A Bruker 9.4 Tesla preclinical animal MRI system will be sited at the Beckman Institute. The addition of the system to the institute’s Biomedical Imaging Center will aid in research in many areas, including brain development and function, and cellular mechanisms in cancer. The installation project will begin this fall and is expected to take a year. (Image courtesy of the Beckman Institute.)

Several departments, colleges, and schools at Illinois, including 11 in the College of Liberal Arts & Sciences, are combining with the Roy J. Carver Charitable Trust to purchase a Bruker 9.4 Tesla preclinical animal MRI system.

The new system will deliver higher-resolution imaging capabilities, enabling researchers to analyze more intricate structures and processes in the brain, and advancing their ability to recommend dietary and drug interventions to improve cognition, memory, behavior, and overall brain health. The new equipment is necessary to enable sufficient resolution for animal studies to provide insights into the biomedical and physiological questions being addressed at Illinois.

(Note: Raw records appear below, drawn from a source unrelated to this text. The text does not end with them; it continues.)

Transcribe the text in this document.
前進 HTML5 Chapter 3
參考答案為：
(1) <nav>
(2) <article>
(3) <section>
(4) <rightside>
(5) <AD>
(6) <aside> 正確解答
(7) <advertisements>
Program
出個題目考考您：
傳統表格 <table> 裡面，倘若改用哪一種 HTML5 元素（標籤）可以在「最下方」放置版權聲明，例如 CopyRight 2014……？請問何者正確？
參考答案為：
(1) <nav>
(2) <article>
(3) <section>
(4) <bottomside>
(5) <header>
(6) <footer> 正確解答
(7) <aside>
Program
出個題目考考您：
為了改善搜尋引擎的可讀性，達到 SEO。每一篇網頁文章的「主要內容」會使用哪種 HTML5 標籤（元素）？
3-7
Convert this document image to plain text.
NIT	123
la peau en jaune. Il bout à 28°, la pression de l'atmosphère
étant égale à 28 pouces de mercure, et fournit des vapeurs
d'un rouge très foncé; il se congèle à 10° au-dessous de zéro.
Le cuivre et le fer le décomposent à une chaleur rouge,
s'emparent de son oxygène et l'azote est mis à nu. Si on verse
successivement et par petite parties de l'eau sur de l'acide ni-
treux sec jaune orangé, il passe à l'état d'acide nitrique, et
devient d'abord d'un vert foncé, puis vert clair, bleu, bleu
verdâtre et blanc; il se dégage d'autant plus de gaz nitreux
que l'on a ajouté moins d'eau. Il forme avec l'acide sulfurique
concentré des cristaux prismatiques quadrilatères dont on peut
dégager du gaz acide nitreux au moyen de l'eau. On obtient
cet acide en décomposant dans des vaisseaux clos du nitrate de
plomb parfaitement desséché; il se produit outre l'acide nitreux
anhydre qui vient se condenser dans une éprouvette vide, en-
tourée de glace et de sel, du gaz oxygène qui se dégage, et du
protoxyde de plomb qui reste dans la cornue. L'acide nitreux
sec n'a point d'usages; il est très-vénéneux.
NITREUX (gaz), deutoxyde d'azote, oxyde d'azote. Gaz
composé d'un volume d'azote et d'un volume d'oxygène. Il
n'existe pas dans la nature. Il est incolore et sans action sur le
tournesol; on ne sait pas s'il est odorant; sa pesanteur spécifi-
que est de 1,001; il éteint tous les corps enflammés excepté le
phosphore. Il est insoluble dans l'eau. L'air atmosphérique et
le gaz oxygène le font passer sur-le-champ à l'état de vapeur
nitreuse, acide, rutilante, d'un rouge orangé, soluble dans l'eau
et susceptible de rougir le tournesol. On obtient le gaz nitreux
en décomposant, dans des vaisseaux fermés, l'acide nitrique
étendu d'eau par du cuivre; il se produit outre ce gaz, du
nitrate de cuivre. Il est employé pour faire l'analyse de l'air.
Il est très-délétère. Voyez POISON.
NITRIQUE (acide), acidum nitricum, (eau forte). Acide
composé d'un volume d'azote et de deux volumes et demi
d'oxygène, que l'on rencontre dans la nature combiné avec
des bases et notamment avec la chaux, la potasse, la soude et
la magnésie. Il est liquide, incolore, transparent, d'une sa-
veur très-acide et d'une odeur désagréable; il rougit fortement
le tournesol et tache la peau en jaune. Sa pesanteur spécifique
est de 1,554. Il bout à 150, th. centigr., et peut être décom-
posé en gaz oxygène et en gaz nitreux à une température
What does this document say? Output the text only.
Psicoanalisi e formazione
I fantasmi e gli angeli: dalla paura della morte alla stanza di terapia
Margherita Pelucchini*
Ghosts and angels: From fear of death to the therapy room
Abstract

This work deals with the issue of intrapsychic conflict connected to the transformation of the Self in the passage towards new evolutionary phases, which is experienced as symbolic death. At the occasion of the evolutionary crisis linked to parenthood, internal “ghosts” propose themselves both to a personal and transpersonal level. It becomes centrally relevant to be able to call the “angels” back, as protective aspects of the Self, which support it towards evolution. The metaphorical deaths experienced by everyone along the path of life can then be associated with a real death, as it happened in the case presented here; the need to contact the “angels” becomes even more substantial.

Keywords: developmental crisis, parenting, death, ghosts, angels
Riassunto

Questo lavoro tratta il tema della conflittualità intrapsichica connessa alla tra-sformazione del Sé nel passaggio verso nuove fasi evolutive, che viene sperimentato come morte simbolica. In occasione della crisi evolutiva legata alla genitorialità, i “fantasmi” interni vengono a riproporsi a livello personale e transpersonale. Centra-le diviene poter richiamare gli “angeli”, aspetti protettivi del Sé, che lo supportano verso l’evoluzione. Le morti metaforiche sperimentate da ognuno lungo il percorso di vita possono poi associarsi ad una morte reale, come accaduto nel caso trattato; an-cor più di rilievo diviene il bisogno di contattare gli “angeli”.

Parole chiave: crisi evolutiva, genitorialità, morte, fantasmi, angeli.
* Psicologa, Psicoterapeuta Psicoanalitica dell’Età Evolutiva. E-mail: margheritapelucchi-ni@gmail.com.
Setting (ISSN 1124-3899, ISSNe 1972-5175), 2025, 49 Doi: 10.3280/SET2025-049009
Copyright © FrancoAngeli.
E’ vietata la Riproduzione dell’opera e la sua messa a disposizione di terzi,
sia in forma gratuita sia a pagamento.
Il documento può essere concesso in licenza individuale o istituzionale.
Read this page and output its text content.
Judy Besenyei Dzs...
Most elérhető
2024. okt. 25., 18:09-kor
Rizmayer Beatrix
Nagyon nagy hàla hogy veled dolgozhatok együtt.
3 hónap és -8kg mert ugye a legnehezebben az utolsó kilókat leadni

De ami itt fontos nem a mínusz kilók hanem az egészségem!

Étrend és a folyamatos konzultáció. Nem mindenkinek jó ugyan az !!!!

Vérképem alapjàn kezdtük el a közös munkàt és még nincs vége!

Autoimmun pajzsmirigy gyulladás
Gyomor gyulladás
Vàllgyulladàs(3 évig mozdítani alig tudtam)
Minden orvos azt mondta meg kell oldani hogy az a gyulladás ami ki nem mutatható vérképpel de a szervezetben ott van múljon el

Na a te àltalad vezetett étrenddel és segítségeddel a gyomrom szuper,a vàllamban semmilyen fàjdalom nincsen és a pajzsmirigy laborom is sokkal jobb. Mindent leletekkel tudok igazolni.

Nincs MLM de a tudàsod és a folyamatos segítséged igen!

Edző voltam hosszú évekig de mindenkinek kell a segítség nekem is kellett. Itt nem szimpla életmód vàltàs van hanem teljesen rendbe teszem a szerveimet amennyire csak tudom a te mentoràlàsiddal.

Milan Bagchi, Director of the School of Molecular and Cellular Biology, said that the machine will be beneficial for a wide variety of Illinois faculty, students and researchers.

“The acquisition of the new preclinical MRI system will have a big impact on the discovery rate within a number of campus units,” Bagchi said. “It will allow us to maintain excellence on the Illinois campus and to keep our research and faculty competitive with peer institutions. The School of Molecular and Cellular Biology and its four departments are pleased to work with the Beckman Institute to help in the initiative to acquire this imaging system.”

James Slauch, head of the Department of Microbiology, said the machine will allow for better monitoring of a variety of immune responses, among other things.

“There are obvious implications infectious disease and microbiome research,” Slauch said. “One can monitor specific sites of infection and the resulting immune response, including inflammatory responses that occur in response to infection or disruption of microbiota.”